Cometary nuclei consist mostly of dust and water ice. Previous observations have found nuclei to be low-density and highly porous bodies, but have only moderately constrained the range of allowed densities because of the measurement uncertainties. Here we report the precise mass, bulk density, porosity and internal structure of the nucleus of comet 67P/Churyumov–Gerasimenko on the basis of its gravity field. The mass and gravity field are derived from measured spacecraft velocity perturbations at fly-by distances between 10 and 100 kilometres. The gravitational point mass is GM = 666.2 ± 0.2 cubic metres per second squared, giving a mass M = (9,982 ± 3) × 109 kilograms. Together with the current estimate of the volume of the nucleus, the average bulk density of the nucleus is 533 ± 6 kilograms per cubic metre. The nucleus appears to be a low-density, highly porous (72–74 per cent) dusty body, similar to that of comet 9P/Tempel 1. The most likely composition mix has approximately four times more dust than ice by mass and two times more dust than ice by volume. We conclude that the interior of the nucleus is homogeneous and constant in density on a global scale without large voids. The high porosity seems to be an inherent property of the nucleus material.

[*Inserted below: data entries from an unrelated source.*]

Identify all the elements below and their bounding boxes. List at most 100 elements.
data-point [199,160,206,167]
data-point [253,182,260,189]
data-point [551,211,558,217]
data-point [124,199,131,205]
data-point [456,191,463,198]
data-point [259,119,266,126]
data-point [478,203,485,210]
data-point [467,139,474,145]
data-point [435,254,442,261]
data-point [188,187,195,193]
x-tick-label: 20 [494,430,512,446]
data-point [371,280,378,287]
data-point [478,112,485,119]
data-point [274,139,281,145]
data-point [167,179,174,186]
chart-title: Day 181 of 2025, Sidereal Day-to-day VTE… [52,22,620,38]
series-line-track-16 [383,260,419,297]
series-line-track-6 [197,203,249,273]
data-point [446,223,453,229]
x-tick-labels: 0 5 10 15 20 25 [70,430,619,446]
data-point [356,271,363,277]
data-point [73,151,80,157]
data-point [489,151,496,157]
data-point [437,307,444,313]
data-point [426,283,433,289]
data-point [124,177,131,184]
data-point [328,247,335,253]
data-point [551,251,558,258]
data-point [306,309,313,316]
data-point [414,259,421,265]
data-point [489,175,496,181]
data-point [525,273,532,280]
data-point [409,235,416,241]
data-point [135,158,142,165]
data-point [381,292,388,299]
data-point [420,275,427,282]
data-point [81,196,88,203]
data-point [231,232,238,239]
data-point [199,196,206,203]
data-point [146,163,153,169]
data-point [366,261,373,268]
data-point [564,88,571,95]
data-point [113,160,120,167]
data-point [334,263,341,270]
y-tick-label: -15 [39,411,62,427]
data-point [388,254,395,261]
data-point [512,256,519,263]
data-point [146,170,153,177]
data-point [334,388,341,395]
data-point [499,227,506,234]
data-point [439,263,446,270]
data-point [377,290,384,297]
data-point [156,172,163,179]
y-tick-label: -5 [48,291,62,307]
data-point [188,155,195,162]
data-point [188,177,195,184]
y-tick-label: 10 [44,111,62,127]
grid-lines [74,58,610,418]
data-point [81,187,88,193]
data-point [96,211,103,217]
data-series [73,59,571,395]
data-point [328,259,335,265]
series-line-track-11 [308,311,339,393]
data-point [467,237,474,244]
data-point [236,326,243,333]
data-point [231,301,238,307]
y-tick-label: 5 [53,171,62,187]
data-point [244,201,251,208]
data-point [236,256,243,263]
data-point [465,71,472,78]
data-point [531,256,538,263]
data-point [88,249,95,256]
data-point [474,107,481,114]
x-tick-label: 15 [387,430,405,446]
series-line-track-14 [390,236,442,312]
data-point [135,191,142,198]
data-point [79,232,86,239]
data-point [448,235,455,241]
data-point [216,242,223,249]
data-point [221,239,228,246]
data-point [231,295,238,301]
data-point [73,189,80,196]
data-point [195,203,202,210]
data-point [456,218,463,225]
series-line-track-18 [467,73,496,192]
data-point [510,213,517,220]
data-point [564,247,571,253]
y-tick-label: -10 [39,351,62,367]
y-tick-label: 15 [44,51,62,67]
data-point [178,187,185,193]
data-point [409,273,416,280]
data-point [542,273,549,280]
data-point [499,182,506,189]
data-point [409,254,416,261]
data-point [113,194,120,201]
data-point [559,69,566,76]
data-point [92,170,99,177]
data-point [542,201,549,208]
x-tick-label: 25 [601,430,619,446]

Large heterogeneities in comet 67P as revealed by active pits from sinkhole collapse

Pits have been observed on many cometary nuclei mapped by spacecraft. It has been argued that cometary pits are a signature of endogenic activity, rather than impact craters such as those on planetary and asteroid surfaces. Impact experiments and models cannot reproduce the shapes of most of the observed cometary pits, and the predicted collision rates imply that few of the pits are related to impacts. Alternative mechanisms like explosive activity have been suggested, but the driving process remains unknown. Here we report that pits on comet 67P/Churyumov–Gerasimenko are active, and probably created by a sinkhole process, possibly accompanied by outbursts. We argue that after formation, pits expand slowly in diameter, owing to sublimation-driven retreat of the walls. Therefore, pits characterize how eroded the surface is: a fresh cometary surface will have a ragged structure with many pits, while an evolved surface will look smoother. The size and spatial distribution of pits imply that large heterogeneities exist in the physical, structural or compositional properties of the first few hundred metres below the current nucleus surface.